Terraform is my favorite tool for infrastructure building and managing. Although I use it mostly for the vSphere and vCloud Director environments (you can see more here), I know that I am far from making full use of it. Hashicorp project is growing so fast, there are some problems with scalability. Moreover, as Hashicorp wrote on their blog, Providers maintaining is quite hard because of their number. Hence decision about separating Providers from the Terraform core. This change will be applied in the 0.10.0-beta1 version of Terraform. This move will help developers not associated with the Hashicorp. No more conflicts with another Providers and core, because Providers will have each own GitHub repository too!
What will be changed?
Now, Terraform is provided as one binary file, and the code is stored in the one repository on the GitHub – Hashicorp/Terraform. Since 0.10.0-beta1 version there will be a separate repository for each Provider. You can find them just now at the Terraform Providers profile on GitHub. So as you can see, separating Providers from the Terraform core is not only the internal change, but it affects the code management of the whole project too. It means that every Provider plugin will be versioned separately, so it is possible to release Providers independently. This is very good news, especially for developers!
What does it mean for the regular user?
The best answer for this question is the project owner explanation. In the Terraform changelog we can see that:
Terraform providers are no longer distributed as part of the main Terraform distribution. Instead, they are installed automatically as part of running terraform init. It is therefore now mandatory to run terraform init before any other operations that use provider plugins, to ensure that the required plugins are installed and properly initialized.
So since 0.10.0-beta1 version, you will have to initialize working directory first, before you can use Terraform. This command is used to initialize and configure Terraform with such options like backends, state locking and now also providers managing. Moreover, Hashicorp will introduce a new subcommand, terraform providers, which shows information about configured providers.
Also, you won’t have to download a huge binary file with every Provider contained in it. If you don’t need some Providers, just don’t install them. Simple, doesn’t it? I know it’s not the critical change right now (Terraform 0.9.8 binary file is 126 MB), but it’s always better to have smaller binaries. 🙂
I hope that the most important change for the regular users would be more frequently Providers releases. It means I hope these releases would appear more frequently. 🙂 We all know how it looks now. Every Provider depends on the other Providers and of course on the core of the Terraform. Also, it’s hard to manage the permissions to the repository. Separating Providers from the Terraform core allows increasing the collaborators’ number. Instead, it can help with the faster plugins developing.

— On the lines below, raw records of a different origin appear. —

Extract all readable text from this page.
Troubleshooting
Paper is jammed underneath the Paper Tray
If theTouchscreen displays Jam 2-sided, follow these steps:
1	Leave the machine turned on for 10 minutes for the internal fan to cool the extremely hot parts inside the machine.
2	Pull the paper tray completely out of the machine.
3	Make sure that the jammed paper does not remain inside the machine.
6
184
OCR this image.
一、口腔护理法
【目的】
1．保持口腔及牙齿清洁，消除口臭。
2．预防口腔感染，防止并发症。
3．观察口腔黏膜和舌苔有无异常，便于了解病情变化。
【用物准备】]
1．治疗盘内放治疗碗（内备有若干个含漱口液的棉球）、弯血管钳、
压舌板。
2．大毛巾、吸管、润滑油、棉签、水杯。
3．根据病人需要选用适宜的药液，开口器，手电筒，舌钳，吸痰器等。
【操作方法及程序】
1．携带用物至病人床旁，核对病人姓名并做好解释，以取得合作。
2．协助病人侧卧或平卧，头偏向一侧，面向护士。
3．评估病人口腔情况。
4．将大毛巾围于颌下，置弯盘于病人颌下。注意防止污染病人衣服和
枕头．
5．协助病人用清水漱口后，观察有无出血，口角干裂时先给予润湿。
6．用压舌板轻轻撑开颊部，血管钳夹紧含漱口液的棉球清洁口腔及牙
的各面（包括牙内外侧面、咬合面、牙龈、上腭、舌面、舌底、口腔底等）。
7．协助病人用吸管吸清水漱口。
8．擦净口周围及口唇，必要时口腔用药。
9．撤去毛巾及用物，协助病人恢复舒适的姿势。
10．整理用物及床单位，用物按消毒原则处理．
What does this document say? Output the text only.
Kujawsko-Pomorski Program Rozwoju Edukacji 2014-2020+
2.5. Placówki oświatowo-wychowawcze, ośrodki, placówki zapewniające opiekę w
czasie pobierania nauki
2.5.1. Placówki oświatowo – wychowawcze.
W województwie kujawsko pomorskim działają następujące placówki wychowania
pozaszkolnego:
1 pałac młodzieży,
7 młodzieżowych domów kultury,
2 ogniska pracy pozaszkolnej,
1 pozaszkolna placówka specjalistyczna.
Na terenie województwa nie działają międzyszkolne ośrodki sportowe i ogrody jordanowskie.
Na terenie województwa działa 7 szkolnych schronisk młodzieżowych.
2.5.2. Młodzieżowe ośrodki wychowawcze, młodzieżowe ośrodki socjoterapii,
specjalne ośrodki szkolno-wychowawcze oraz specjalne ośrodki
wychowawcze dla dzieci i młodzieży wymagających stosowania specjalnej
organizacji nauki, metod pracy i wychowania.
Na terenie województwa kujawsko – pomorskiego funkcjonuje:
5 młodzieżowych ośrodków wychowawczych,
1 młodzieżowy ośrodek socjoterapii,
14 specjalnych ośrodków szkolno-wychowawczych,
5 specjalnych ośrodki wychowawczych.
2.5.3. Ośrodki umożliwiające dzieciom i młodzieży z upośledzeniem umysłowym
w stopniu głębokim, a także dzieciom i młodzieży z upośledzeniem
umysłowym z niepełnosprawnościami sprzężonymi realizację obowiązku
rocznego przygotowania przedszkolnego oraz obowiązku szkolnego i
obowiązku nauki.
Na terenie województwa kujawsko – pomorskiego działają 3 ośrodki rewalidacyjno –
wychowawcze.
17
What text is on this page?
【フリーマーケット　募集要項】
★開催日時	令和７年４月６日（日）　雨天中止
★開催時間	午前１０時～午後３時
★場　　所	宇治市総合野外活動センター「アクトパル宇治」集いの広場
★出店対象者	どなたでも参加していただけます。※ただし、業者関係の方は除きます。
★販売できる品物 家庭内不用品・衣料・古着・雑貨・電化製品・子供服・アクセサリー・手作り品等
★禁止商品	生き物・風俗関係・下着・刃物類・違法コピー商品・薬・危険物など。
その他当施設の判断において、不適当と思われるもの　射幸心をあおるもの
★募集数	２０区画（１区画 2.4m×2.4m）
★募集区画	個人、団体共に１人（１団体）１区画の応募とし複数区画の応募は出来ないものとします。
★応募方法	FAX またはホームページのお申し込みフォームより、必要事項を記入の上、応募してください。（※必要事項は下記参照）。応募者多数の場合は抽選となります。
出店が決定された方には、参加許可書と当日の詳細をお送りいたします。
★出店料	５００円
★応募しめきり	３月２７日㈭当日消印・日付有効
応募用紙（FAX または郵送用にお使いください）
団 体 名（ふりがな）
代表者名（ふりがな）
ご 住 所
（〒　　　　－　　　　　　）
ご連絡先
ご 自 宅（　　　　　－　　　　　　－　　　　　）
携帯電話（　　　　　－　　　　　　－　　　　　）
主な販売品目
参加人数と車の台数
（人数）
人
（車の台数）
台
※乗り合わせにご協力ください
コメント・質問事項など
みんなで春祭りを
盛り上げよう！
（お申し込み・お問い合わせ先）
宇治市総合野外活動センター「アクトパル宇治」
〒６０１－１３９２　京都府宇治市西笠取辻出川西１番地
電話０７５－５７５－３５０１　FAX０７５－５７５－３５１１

It is definitely good news. Separating Providers from the Terraform core means that the whole project is evolving and its owners have a long-term strategy.
What about issues and Pull Requests?
This information is mostly for developers. Hashicorp is trying to automate the whole separation process, even on the GitHub. Unfortunately, not everything can be migrated automatically. What was (or is still being processed) made:
- creating new repositories for the Terraform Providers,
- separating Terraform Providers and code migration to the new repositories,
- migrating issues to the appropriate Provider repository.
Pull Requests cannot be migrated due to its nature. New repositories have another scheme, another directories tree etc. So if you have any open Pull Requests, you must create a new one. Of course, Hashicorp said they would help with migration, but if you can do it now, it would be great.